Preheat the Oven: Begin by preheating your oven to 400°F (200°C). For easy cleanup, line a large baking sheet with parchment paper.

    Make the Marinade: In a mixing bowl, combine sesame oil, soy sauce, grated ginger, minced garlic, honey (or maple syrup), rice vinegar, and a pinch of salt and pepper. Whisk these ingredients together until thoroughly blended, creating a flavorful marinade.

      Marinate the Chicken: Place the chicken thighs into a resealable plastic bag or a shallow dish. Pour half of the marinade over the chicken. Seal the bag or cover the dish, and let it marinate in the refrigerator for at least 30 minutes, allowing the flavors to infuse. If you have more time, marinating for up to 2 hours will yield even better results.

        Prepare the Broccoli: In a separate bowl, add the broccoli florets. Pour the remaining marinade over the broccoli and toss to ensure each piece is well coated with the sauce.

          Assemble on the Baking Sheet: After marinating, take the chicken out of the refrigerator. Arrange the chicken thighs in the center of the prepared baking sheet, then surround them with the marinated broccoli florets.

            Add Any Remaining Marinade: Drizzle any remaining marinade that coated the broccoli over the chicken and broccoli for extra flavor before baking.

              Sprinkle with Sesame Seeds: Generously sprinkle sesame seeds over both the chicken and broccoli, adding a delightful crunch and nutty flavor.

                Bake: Place the baking sheet in the preheated oven and bake for 25-30 minutes. The chicken should reach an internal temperature of 165°F (75°C), and the broccoli should be tender with slightly crispy edges.

                  Rest and Slice: Once the chicken is cooked through, remove the baking sheet from the oven.

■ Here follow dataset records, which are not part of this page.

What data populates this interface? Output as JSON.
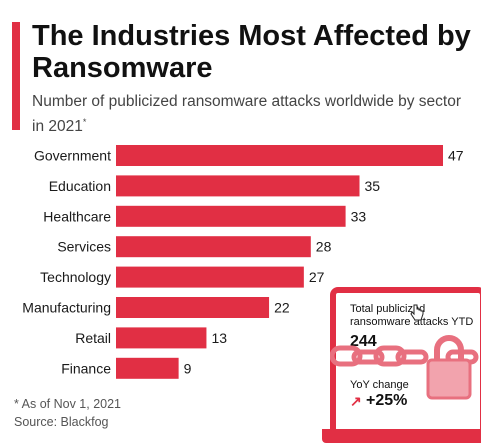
{
  "header": {
    "title": "The Industries Most Affected by Ransomware",
    "subtitle": "Number of publicized ransomware attacks worldwide by sector in 2021",
    "subtitle_marker": "*"
  },
  "footer": {
    "footnote": "* As of Nov 1, 2021",
    "source": "Source: Blackfog"
  },
  "infobox": {
    "total_label": "Total publicized ransomware attacks YTD",
    "total_value": "244",
    "yoy_label": "YoY change",
    "yoy_value": "+25%",
    "yoy_icon": "arrow-up-right-icon"
  },
  "colors": {
    "accent": "#e12f44",
    "bar": "#e12f44"
  },
  "chart_data": {
    "type": "bar",
    "orientation": "horizontal",
    "title": "The Industries Most Affected by Ransomware",
    "categories": [
      "Government",
      "Education",
      "Healthcare",
      "Services",
      "Technology",
      "Manufacturing",
      "Retail",
      "Finance"
    ],
    "values": [
      47,
      35,
      33,
      28,
      27,
      22,
      13,
      9
    ],
    "xlim": [
      0,
      47
    ],
    "grid": false,
    "legend": "none",
    "data_labels": true
  }
}
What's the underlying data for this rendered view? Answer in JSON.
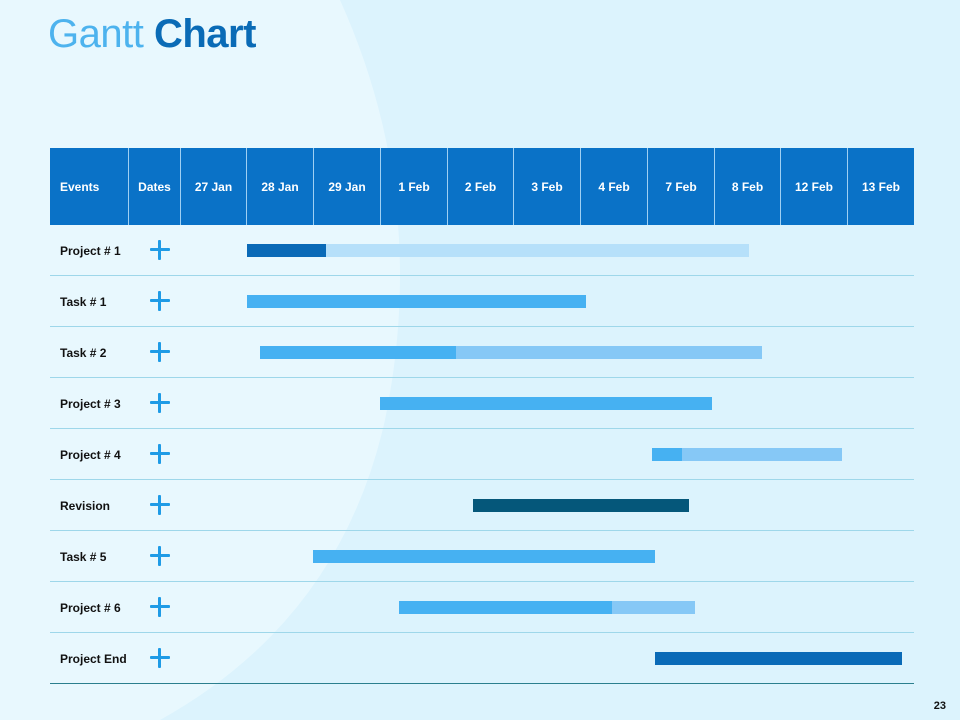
{
  "title": {
    "light": "Gantt",
    "bold": "Chart"
  },
  "page_number": "23",
  "colors": {
    "background": "#dcf3fd",
    "header": "#0a72c7",
    "plus_icon": "#1e9be6"
  },
  "chart_data": {
    "type": "gantt",
    "columns": [
      "Events",
      "Dates",
      "27 Jan",
      "28 Jan",
      "29 Jan",
      "1 Feb",
      "2 Feb",
      "3 Feb",
      "4 Feb",
      "7 Feb",
      "8 Feb",
      "12 Feb",
      "13 Feb"
    ],
    "date_columns": [
      "27 Jan",
      "28 Jan",
      "29 Jan",
      "1 Feb",
      "2 Feb",
      "3 Feb",
      "4 Feb",
      "7 Feb",
      "8 Feb",
      "12 Feb",
      "13 Feb"
    ],
    "rows": [
      {
        "label": "Project # 1",
        "segments": [
          {
            "start": 1.0,
            "end": 2.2,
            "color": "#0a6ab7"
          },
          {
            "start": 2.2,
            "end": 8.55,
            "color": "#b6e0fa"
          }
        ]
      },
      {
        "label": "Task # 1",
        "segments": [
          {
            "start": 1.0,
            "end": 6.1,
            "color": "#46b1f2"
          }
        ]
      },
      {
        "label": "Task # 2",
        "segments": [
          {
            "start": 1.2,
            "end": 4.15,
            "color": "#46b1f2"
          },
          {
            "start": 4.15,
            "end": 8.75,
            "color": "#86c8f6"
          }
        ]
      },
      {
        "label": "Project # 3",
        "segments": [
          {
            "start": 3.0,
            "end": 8.0,
            "color": "#46b1f2"
          }
        ]
      },
      {
        "label": "Project # 4",
        "segments": [
          {
            "start": 7.1,
            "end": 7.55,
            "color": "#46b1f2"
          },
          {
            "start": 7.55,
            "end": 9.95,
            "color": "#86c8f6"
          }
        ]
      },
      {
        "label": "Revision",
        "segments": [
          {
            "start": 4.4,
            "end": 7.65,
            "color": "#05577a"
          }
        ]
      },
      {
        "label": "Task # 5",
        "segments": [
          {
            "start": 2.0,
            "end": 7.15,
            "color": "#46b1f2"
          }
        ]
      },
      {
        "label": "Project # 6",
        "segments": [
          {
            "start": 3.3,
            "end": 6.5,
            "color": "#46b1f2"
          },
          {
            "start": 6.5,
            "end": 7.75,
            "color": "#86c8f6"
          }
        ]
      },
      {
        "label": "Project End",
        "segments": [
          {
            "start": 7.15,
            "end": 10.85,
            "color": "#0a6ab7"
          }
        ]
      }
    ]
  }
}
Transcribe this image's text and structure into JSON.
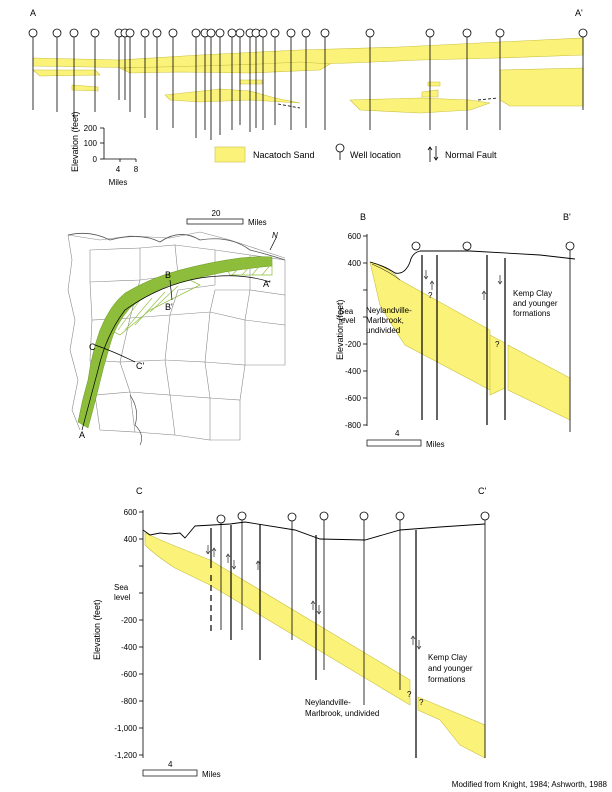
{
  "section_a": {
    "left_label": "A",
    "right_label": "A'",
    "elevation_label": "Elevation (feet)",
    "elevation_ticks": [
      "200",
      "100",
      "0"
    ],
    "scale_ticks": [
      "4",
      "8"
    ],
    "scale_unit": "Miles"
  },
  "legend": {
    "sand": "Nacatoch Sand",
    "well": "Well location",
    "fault": "Normal Fault"
  },
  "map": {
    "scale_value": "20",
    "scale_unit": "Miles",
    "north": "N",
    "labels": [
      "A",
      "A'",
      "B",
      "B'",
      "C",
      "C'"
    ]
  },
  "section_b": {
    "left_label": "B",
    "right_label": "B'",
    "elevation_label": "Elevation (feet)",
    "ticks": [
      "600",
      "400",
      "Sea",
      "level",
      "-200",
      "-400",
      "-600",
      "-800"
    ],
    "unit_left": [
      "Neylandville-",
      "Marlbrook,",
      "undivided"
    ],
    "unit_right": [
      "Kemp Clay",
      "and younger",
      "formations"
    ],
    "scale_value": "4",
    "scale_unit": "Miles"
  },
  "section_c": {
    "left_label": "C",
    "right_label": "C'",
    "elevation_label": "Elevation (feet)",
    "ticks": [
      "600",
      "400",
      "Sea",
      "level",
      "-200",
      "-400",
      "-600",
      "-800",
      "-1,000",
      "-1,200"
    ],
    "unit_left": [
      "Neylandville-",
      "Marlbrook, undivided"
    ],
    "unit_right": [
      "Kemp Clay",
      "and younger",
      "formations"
    ],
    "scale_value": "4",
    "scale_unit": "Miles"
  },
  "credit": "Modified from Knight, 1984; Ashworth, 1988",
  "colors": {
    "sand": "#fbf27a",
    "sand_stroke": "#c9c040",
    "belt": "#8dbd3a",
    "lines": "#000000",
    "map_lines": "#8a8a8a"
  }
}
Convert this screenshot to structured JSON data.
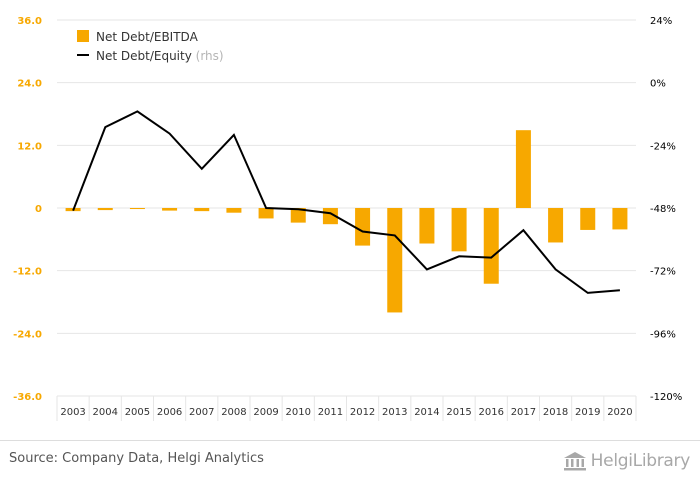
{
  "chart_data": {
    "type": "bar+line",
    "categories": [
      "2003",
      "2004",
      "2005",
      "2006",
      "2007",
      "2008",
      "2009",
      "2010",
      "2011",
      "2012",
      "2013",
      "2014",
      "2015",
      "2016",
      "2017",
      "2018",
      "2019",
      "2020"
    ],
    "series": [
      {
        "name": "Net Debt/EBITDA",
        "type": "bar",
        "axis": "left",
        "color": "#f7a800",
        "values": [
          -0.6,
          -0.4,
          -0.2,
          -0.5,
          -0.6,
          -0.9,
          -2.0,
          -2.8,
          -3.1,
          -7.2,
          -20.0,
          -6.8,
          -8.3,
          -14.5,
          14.9,
          -6.6,
          -4.2,
          -4.1
        ]
      },
      {
        "name": "Net Debt/Equity",
        "axis_note": "(rhs)",
        "type": "line",
        "axis": "right",
        "color": "#000000",
        "values": [
          -49.0,
          -17.0,
          -11.0,
          -19.5,
          -33.0,
          -20.0,
          -48.0,
          -48.5,
          -50.0,
          -57.0,
          -58.5,
          -71.5,
          -66.5,
          -67.0,
          -56.5,
          -71.5,
          -80.5,
          -79.5
        ]
      }
    ],
    "y_left": {
      "min": -36,
      "max": 36,
      "ticks": [
        "36.0",
        "24.0",
        "12.0",
        "0",
        "-12.0",
        "-24.0",
        "-36.0"
      ],
      "color": "#f7a800"
    },
    "y_right": {
      "min": -120,
      "max": 24,
      "ticks": [
        "24%",
        "0%",
        "-24%",
        "-48%",
        "-72%",
        "-96%",
        "-120%"
      ],
      "color": "#000000"
    },
    "grid": true,
    "legend_position": "top-left"
  },
  "footer": {
    "source": "Source: Company Data, Helgi Analytics",
    "logo_text": "HelgiLibrary"
  }
}
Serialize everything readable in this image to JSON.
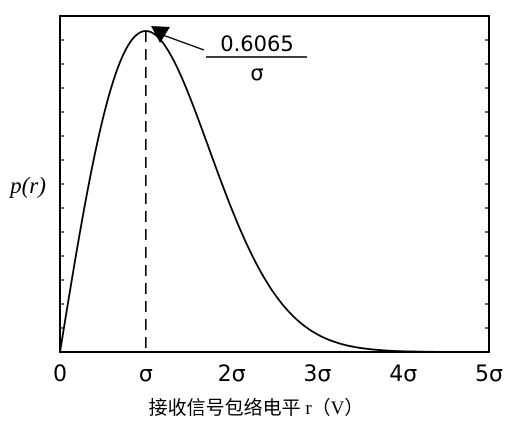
{
  "chart_data": {
    "type": "line",
    "title": "",
    "xlabel": "接收信号包络电平 r（V）",
    "ylabel": "p(r)",
    "x_tick_labels": [
      "0",
      "σ",
      "2σ",
      "3σ",
      "4σ",
      "5σ"
    ],
    "xlim": [
      0,
      5
    ],
    "ylim": [
      0,
      0.6065
    ],
    "x_units": "σ",
    "series": [
      {
        "values_x": [
          0,
          0.25,
          0.5,
          0.75,
          1.0,
          1.25,
          1.5,
          1.75,
          2.0,
          2.25,
          2.5,
          2.75,
          3.0,
          3.25,
          3.5,
          3.75,
          4.0,
          4.5,
          5.0
        ],
        "values_y": [
          0,
          0.2423,
          0.4412,
          0.5697,
          0.6065,
          0.5724,
          0.487,
          0.3813,
          0.2707,
          0.1787,
          0.1099,
          0.0631,
          0.0333,
          0.0165,
          0.0076,
          0.0034,
          0.0013,
          0.0002,
          0.0
        ]
      }
    ],
    "peak": {
      "x": 1,
      "y": 0.6065,
      "numerator": "0.6065",
      "denominator": "σ"
    },
    "grid": false,
    "legend": "none"
  }
}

Allow the chicken to rest for a few minutes to retain its juices, then slice it into pieces.

                    Garnish and Serve: Just before serving, sprinkle the chopped green onions over the chicken and broccoli for a fresh, colorful finish.

                      Prep Time: 30 minutes | Total Time: 1 hour | Servings: 4

                        - Presentation Tips: Serve directly from the baking sheet for a rustic look or transfer to a large platter. Add a few lime wedges on the side for a zesty kick!